Another explosion at Kilauea's summit triggers a 5.4-magnitude quake causing an ash-cloud 10,000ft into the Hawaiian sky

USGS
U.S. Geological Survey scientists confirmed Wednesday that another large quake was triggered by an explosive eruption at the volcano's summit.
The mag 5.4-magnitude quake shook the Big Island on Wednesday amid ongoing eruptions of Kilauea.
The resulting quake causing an ash-cloud rising 10,000ft into the Hawaiian sky and dropping ash on surrounding communities.
Another 450 quakes of all magnitudes from 0.1 to 5.4 hit the Big Island yesterday the Big Island has been rattled by at least 12,000 quakes in the last month.
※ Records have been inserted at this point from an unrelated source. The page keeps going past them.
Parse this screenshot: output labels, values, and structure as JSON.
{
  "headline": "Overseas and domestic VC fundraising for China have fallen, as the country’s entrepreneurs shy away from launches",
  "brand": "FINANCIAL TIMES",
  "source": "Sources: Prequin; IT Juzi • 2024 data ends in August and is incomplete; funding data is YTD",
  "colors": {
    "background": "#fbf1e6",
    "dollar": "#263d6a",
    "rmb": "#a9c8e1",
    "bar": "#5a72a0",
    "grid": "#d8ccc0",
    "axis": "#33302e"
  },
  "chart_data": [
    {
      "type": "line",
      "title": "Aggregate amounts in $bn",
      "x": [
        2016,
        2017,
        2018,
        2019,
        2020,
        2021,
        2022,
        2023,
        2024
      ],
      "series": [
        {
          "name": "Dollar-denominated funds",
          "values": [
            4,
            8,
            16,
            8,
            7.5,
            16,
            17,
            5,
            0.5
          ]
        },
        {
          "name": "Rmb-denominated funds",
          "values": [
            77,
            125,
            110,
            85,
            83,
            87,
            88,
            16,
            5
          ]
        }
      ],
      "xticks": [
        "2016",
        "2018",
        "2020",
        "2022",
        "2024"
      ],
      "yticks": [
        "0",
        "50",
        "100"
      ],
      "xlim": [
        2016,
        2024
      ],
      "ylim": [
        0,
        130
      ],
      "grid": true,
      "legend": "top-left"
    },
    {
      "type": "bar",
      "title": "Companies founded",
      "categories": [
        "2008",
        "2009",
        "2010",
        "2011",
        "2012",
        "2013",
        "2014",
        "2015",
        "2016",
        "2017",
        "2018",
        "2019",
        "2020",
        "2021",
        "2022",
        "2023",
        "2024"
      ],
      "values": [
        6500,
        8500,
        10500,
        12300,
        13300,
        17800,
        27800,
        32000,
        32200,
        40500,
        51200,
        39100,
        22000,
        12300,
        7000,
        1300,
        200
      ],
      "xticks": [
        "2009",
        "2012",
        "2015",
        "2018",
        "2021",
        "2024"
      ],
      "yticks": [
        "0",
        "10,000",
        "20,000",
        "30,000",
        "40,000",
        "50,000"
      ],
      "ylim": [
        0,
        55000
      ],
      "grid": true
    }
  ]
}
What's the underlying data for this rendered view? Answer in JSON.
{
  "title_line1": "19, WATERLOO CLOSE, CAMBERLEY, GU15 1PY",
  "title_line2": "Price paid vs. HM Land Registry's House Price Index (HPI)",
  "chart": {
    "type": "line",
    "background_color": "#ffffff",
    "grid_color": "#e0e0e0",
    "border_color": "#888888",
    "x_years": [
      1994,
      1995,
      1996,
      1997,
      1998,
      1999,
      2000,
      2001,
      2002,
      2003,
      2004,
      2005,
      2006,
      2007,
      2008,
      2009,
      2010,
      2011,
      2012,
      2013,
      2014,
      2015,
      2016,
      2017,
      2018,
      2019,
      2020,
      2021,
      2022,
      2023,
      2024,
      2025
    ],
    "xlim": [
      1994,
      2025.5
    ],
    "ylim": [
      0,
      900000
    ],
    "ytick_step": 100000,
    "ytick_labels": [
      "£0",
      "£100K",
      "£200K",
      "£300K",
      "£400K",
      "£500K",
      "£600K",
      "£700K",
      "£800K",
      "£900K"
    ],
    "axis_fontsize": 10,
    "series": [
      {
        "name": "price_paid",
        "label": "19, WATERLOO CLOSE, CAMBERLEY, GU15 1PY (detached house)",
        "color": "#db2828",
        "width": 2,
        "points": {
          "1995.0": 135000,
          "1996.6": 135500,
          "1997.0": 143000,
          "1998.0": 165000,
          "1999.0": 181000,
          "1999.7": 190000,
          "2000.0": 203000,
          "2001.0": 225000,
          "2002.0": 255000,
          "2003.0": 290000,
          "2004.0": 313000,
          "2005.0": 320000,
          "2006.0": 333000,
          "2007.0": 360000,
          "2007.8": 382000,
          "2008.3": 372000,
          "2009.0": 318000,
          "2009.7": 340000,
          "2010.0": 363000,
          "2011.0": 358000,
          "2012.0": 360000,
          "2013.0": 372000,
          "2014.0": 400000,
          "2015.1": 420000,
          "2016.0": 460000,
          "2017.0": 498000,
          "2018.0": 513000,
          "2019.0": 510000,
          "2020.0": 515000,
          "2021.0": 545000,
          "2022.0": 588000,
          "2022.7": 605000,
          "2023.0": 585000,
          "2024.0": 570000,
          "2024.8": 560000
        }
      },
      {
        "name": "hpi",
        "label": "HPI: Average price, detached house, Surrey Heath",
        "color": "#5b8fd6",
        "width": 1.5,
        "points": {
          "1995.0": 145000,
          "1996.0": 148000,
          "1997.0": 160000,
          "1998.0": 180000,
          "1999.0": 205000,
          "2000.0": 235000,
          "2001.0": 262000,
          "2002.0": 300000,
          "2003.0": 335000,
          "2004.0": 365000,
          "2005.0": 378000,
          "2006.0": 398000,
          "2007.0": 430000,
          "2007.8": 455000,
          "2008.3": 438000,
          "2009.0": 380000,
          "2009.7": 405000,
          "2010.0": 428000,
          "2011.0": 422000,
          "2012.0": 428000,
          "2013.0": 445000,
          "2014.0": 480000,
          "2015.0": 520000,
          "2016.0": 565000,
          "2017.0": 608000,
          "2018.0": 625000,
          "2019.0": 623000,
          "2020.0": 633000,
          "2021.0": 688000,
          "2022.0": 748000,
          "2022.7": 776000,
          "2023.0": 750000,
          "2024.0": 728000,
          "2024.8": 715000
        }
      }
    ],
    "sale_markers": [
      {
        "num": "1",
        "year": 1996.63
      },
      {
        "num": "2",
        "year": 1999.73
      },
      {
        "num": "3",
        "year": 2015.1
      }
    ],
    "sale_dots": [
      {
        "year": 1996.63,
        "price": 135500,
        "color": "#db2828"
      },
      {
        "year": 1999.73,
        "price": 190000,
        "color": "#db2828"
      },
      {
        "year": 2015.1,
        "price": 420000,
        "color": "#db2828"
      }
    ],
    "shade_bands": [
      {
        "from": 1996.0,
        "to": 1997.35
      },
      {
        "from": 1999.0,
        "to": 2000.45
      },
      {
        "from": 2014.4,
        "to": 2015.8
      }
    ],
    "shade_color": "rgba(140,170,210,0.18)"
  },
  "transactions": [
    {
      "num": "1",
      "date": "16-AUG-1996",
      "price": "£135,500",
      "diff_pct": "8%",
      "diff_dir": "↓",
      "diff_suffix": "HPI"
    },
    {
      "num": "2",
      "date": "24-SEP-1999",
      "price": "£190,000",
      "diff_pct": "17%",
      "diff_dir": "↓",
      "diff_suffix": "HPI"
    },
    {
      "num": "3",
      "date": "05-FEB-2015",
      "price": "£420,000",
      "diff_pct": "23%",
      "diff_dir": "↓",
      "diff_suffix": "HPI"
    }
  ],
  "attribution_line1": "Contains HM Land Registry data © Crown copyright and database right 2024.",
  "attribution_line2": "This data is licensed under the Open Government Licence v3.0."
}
According to Hawaii News Now.com, most are centred at the summit of Kilauea volcano, and the vast majority are small (under magnitude 2.5) but there have also been a number of bigger quakes. Earlier this week, several temblors above 5.0-magnitude rocked the Big Island.
But the biggest quake so far associated with ongoing eruptions of Kilauea was on May 4, when a 6.9-magnitude tremor shook the island.
The temblor was felt as far away as Oahu and caused some minor damage.
Chip McCreery, director of the Pacific Tsunami Warning Center, said the quake was the largest to strike the Big Island since November 1975, when a tremor centred two miles off Kalapana Beach was measured at a magnitude 7.2.